Oh, he knew. He knew what she had planned and when it went through he wouldn’t have a job or a place to live anymore. Had he been trying to butter her up? Was that what this was all about? A little less of the grumpiness would help with that then. Or was he just hoping she’d give up and go away? If so, he really didn’t know her.
Well, of course he didn’t. They had only just met.
His silence bored into her, making her talk. The man could work for the FBI.

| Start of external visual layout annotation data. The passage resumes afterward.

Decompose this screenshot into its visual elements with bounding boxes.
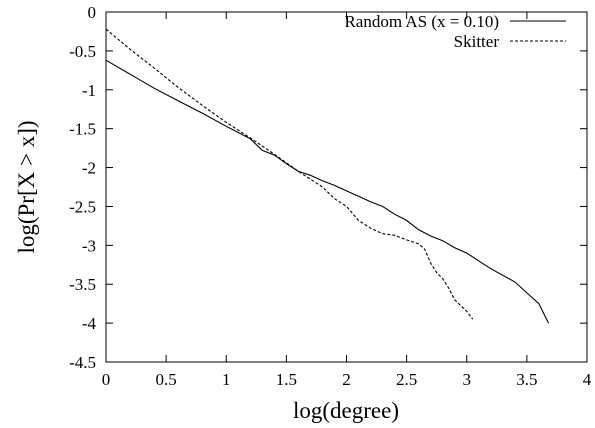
y-tick-label: -2 [82, 159, 96, 178]
y-tick-label: -2.5 [69, 197, 96, 216]
y-tick-label: -4 [82, 314, 97, 333]
x-tick-label: 2 [342, 370, 351, 389]
x-tick-label: 2.5 [396, 370, 417, 389]
y-tick-label: -3 [82, 236, 96, 255]
series-layer [105, 28, 549, 324]
series-line-2 [105, 28, 474, 320]
x-tick-label: 3.5 [516, 370, 537, 389]
y-tick-label: -4.5 [69, 353, 96, 372]
y-tick-label: -0.5 [69, 42, 96, 61]
y-tick-label: -3.5 [69, 275, 96, 294]
x-axis-ticks: 0 0.5 1 1.5 2 2.5 3 3.5 4 [102, 12, 592, 389]
y-tick-label: 0 [88, 3, 97, 22]
legend-label-1: Random AS (x = 0.10) [344, 12, 499, 31]
x-tick-label: 1.5 [276, 370, 297, 389]
x-tick-label: 0 [102, 370, 111, 389]
x-axis-title: log(degree) [293, 398, 399, 423]
y-tick-label: -1 [82, 81, 96, 100]
series-line-1 [105, 59, 549, 324]
y-tick-label: -1.5 [69, 120, 96, 139]
legend: Random AS (x = 0.10)Skitter [344, 12, 566, 51]
x-tick-label: 1 [222, 370, 231, 389]
plot-frame [105, 11, 588, 363]
y-axis-title: log(Pr[X > x]) [14, 120, 39, 253]
x-tick-label: 3 [463, 370, 472, 389]
x-tick-label: 0.5 [156, 370, 177, 389]
legend-label-2: Skitter [454, 32, 500, 51]
x-tick-label: 4 [583, 370, 592, 389]
y-axis-ticks: 0 -0.5 -1 -1.5 -2 -2.5 -3 -3.5 -4 -4.5 [69, 3, 587, 372]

‘You asked if I had a fortune,’ she said, more gently this time. This had to be hard for him too. Theo had tried to make sure it was secure for him and he must have relied on that. Here she was, undoing all of it. ‘I don’t. I have enough to live on, and an income from…my work, sure, but no real capital. All I have is this house. And I don’t want it. There’s a hotel chain interested already. They want to renovate the whole house and landscape the grounds. The plans are amazing, a total transformation, golf course, spa, the works. It would be a huge boon for the community too.’
The kitchen was a big room but it suddenly felt small, as if the walls had closed in around her. Nick had turned around again and was staring at her like she was promising to murder kittens or something.
A chill snaked down her back and she was suddenly sure something else was watching her too, something that made her skin crawl. She twisted around, examining the kitchen again. In the corner a strange little door caught her attention. It was firmly closed, a huge black key jutting out of the ornate keyhole and bolts at the top and bottom. The way to the cellar. She’d never been allowed in there. It was where her grandfather had kept his wine. Above the stone doorframe, which looked to be part of the original building, there was a wreath of dried straw and flowers, old and faded, covered in dust. Long forgotten. Still, it caught her attention.
‘For protection,’ Gran had said. Like Brigid’s crosses and corn dollies, something so old the purpose didn’t make sense anymore. How long had that one been there? she wondered. It looked ancient.